What kind of breed is this 
this is squab of just 47 days 

advices appreciated....


----------



## NZ Pigeon (Nov 12, 2011)

Looks like some type of feral or maybe some type of flying breed.


----------



## horseart4u (Jun 16, 2011)

looks like me KING he is a young home mine is and he looked like that at that age.


----------



## NZ Pigeon (Nov 12, 2011)

Almost looks like the flights have been plucked.


----------



## hardy (Dec 16, 2011)

no it not plucked its a fully grown squabs


----------



## MaryOfExeter (Sep 30, 2007)

No idea. There's a ton of different breeds over there and most of them look alike.


----------



## mosman (Feb 25, 2010)

MaryOfExeter said:


> No idea. There's a ton of different breeds over there and most of them look alike.


WOW,,,
It surprised me when MARY didnt know a color. I am amazed when someone ask a color and she is always there with a answer. And sounds like she is always right, I have know idea about any of them. And to see her stumped was a shock...lol


----------



## PigeonVilla (Dec 8, 2010)

mosman said:


> WOW,,,
> It surprised me when MARY didnt know a color. I am amazed when someone ask a color and she is always there with a answer. And sounds like she is always right, I have know idea about any of them. And to see her stumped was a shock...lol


shes saying she doesnt know the breed not the color .


----------



## mosman (Feb 25, 2010)

PigeonVilla said:


> shes saying she doesnt know the breed not the color .


Thanks a lot PigeonVilla,,, Now I have to slap my head and say.....DUUUHHHH


----------



## MaryOfExeter (Sep 30, 2007)

The color is either a blue bar with dirty and smokey, probably also sooty to help make it even darker. OR a coarse black allowing the pattern to show through  I'm thinking just a really dark blue as I see lighter feathering coming in with the moult and the tail looks lighter than the rest of the body.


----------



## Print Tippler (May 18, 2011)

NZ Pigeon said:


> Almost looks like the flights have been plucked.

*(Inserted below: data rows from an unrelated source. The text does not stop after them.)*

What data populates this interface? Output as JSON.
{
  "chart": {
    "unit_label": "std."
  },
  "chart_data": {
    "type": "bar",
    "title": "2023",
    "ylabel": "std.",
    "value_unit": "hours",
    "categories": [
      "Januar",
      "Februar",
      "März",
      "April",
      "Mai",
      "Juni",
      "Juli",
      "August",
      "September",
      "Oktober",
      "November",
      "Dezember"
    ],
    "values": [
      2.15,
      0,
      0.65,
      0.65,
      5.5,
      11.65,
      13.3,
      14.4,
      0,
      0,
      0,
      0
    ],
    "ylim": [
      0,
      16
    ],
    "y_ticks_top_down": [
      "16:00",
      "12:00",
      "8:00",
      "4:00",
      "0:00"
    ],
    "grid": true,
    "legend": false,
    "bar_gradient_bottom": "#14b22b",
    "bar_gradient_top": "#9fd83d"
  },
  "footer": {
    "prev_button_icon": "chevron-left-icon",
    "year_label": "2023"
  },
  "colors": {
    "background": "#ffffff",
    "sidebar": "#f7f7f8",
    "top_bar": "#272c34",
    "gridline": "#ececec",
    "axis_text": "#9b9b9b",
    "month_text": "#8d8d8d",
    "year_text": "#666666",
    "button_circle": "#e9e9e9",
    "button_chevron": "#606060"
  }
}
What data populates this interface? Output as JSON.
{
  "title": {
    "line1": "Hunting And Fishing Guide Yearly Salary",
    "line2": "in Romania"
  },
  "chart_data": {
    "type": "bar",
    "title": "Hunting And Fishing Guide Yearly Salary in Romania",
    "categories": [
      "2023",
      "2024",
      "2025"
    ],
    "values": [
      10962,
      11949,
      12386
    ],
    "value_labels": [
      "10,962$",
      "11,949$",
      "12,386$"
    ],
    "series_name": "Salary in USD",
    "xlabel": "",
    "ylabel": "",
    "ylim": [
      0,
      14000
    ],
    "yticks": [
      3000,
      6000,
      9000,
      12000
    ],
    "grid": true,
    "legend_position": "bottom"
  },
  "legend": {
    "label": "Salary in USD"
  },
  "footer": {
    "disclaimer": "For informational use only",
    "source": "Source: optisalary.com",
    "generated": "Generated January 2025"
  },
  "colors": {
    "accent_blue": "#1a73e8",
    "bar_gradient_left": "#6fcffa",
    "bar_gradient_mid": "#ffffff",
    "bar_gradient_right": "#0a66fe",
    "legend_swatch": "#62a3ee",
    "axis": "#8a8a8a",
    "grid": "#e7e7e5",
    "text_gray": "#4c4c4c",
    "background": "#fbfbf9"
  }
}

I had bird or two like that. Sometimes you can get lucky.


----------



## hardy (Dec 16, 2011)

Even though i dont know the which breed is 
I am very much exciting to see it grow faster and faster and around our home

thanks for the replies Guys.......


----------



## spirit wings (Mar 29, 2008)

The white on the wings is very nice to look at.


----------



## hardy (Dec 16, 2011)

Those white colors are only at the tip its not a fully white colored feather 
I also known very lately about the color and the other side of wing is fully black


----------



## boneyrajan.k (Jul 15, 2010)

looks like a madrasi pigeon.....also a bit of the patiala flier.Where are you in India ?


----------



## hardy (Dec 16, 2011)

Ya correct i am in madras only


----------